Tralongo believes the transition to the BS level will elevate the stature of the RT degree offered at Molloy. “Although I always felt we provided excellent instruction to our students, we were not considered a professional program by many academic and medical disciplines. The BS degree gives us a higher standing in the medical profession.”
He credits his colleagues at Molloy for making it happen. “My colleagues did a great job, and I am proud of their work,” says the educator.
The respiratory therapy department at Weber State University (WSU) in Ogden, UT, has opened enrollment into a three-year ASRT-to-MSRT program for respiratory therapists who possess an AS degree in RT from a regionally accredited institution of higher learning and the RRT credential.
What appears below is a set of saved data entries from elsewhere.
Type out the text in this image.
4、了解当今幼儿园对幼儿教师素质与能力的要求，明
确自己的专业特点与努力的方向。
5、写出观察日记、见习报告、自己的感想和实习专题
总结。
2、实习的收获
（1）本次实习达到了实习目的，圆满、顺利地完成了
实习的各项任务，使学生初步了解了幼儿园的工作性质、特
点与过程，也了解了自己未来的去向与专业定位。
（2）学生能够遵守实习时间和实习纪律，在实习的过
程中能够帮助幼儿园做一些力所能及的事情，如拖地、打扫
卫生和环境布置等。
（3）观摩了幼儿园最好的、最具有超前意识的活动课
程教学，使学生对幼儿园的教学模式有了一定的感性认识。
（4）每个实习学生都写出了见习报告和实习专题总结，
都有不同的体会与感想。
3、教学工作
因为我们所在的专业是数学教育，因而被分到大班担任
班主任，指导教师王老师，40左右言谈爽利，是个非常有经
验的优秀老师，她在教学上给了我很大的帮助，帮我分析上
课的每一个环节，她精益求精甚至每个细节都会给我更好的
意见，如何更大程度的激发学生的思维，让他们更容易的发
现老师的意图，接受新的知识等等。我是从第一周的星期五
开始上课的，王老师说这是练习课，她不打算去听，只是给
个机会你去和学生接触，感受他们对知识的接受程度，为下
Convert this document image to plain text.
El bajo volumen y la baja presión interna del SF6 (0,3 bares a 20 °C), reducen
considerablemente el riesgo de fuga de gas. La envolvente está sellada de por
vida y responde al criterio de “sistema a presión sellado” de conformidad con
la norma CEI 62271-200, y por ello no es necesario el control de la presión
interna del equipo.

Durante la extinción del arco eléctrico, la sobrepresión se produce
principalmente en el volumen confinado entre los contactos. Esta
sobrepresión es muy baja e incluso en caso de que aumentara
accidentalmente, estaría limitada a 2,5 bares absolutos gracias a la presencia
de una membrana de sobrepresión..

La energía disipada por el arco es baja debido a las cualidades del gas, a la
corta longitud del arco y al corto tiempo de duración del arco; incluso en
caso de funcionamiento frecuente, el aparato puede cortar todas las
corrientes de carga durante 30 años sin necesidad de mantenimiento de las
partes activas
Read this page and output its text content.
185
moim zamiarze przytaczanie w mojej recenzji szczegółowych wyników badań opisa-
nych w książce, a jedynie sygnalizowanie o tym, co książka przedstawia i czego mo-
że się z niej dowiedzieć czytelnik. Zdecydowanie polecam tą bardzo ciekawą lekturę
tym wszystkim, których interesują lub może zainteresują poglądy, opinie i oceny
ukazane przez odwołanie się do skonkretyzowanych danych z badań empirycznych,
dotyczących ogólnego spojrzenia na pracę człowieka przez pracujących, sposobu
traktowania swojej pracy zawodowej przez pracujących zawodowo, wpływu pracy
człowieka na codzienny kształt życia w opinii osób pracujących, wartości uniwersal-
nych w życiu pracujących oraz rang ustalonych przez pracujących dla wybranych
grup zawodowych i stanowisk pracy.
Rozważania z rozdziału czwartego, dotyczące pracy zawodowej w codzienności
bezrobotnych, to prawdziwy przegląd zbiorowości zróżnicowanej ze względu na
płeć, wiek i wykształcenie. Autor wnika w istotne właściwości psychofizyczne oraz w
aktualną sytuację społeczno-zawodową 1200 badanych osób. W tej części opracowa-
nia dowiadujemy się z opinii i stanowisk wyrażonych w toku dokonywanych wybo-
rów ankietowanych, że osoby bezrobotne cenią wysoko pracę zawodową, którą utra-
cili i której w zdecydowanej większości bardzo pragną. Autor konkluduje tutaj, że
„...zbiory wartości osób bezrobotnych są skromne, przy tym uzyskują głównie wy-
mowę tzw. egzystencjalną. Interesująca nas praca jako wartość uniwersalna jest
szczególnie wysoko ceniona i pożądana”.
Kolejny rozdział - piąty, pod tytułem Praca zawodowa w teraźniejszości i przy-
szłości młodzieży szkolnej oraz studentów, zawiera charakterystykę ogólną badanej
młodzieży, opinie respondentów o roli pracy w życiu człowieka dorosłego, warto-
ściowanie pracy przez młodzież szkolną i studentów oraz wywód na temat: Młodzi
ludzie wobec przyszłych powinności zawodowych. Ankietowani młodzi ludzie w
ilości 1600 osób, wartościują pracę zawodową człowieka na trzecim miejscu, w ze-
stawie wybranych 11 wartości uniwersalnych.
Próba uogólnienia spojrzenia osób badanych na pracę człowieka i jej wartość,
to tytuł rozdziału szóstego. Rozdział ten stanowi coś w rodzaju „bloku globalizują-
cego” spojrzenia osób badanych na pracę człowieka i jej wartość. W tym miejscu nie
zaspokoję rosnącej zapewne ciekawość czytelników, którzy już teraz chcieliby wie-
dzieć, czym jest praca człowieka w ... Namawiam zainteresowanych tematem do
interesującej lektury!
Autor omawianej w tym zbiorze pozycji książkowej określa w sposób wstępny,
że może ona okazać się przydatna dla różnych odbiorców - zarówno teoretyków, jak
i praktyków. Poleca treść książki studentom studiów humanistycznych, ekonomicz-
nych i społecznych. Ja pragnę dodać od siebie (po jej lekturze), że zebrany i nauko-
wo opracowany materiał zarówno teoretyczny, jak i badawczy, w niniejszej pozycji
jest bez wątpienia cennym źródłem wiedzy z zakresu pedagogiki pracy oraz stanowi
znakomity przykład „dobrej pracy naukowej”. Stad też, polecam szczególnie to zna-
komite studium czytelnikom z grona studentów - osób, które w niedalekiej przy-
“It’s a bridge that should help practitioners with a way to decrease the time to earn a BS, with residency requirements for the degree on their way to post-professional MSRT,” says Paul Eberle, PhD, RRT, professor and chair of the department of respiratory care.
The program received approval from the Utah State Board of Regents in January of 2016 but had been in the works since about 2014. “Once it was approved by the Regents we proposed a way to promote higher learning and advance the profession to master’s prepared consultants, educators, and resources to physicians,” says Dr. Eberle.
The WSU President’s Council approved the program in March.
Students enrolled in the program will first complete hours to fulfill the requirements for a bachelor’s degree and then go on to complete the hours needed to achieve the master’s degree. The coursework can be completed online as well, giving working therapists a convenient way to earn an MSRT.
Dr. Eberle believes the program will graduate therapists who are capable of taking on the extended roles in the profession that are needed to meet the demands of our increasingly complex health care system.
“The idea is to promote practitioners with a way to grow personally and professionally in the profession,” says the AARC member. “It can enhance ‘evaluate and treat’ protocols for physicians that request RT expertise and practice at a higher level of care.”
The program is accepting applicants now, and students will be able to choose from three tracks: education, health administration, and research.
The AARC has complied an extensive set of resources for AS degree RT programs that would like to transition to the BS degree level, including a PowerPoint presentation on the value of transitioning to the BS level, a transition checklist for program directors, and a Q&A with two program directors who have already made the change.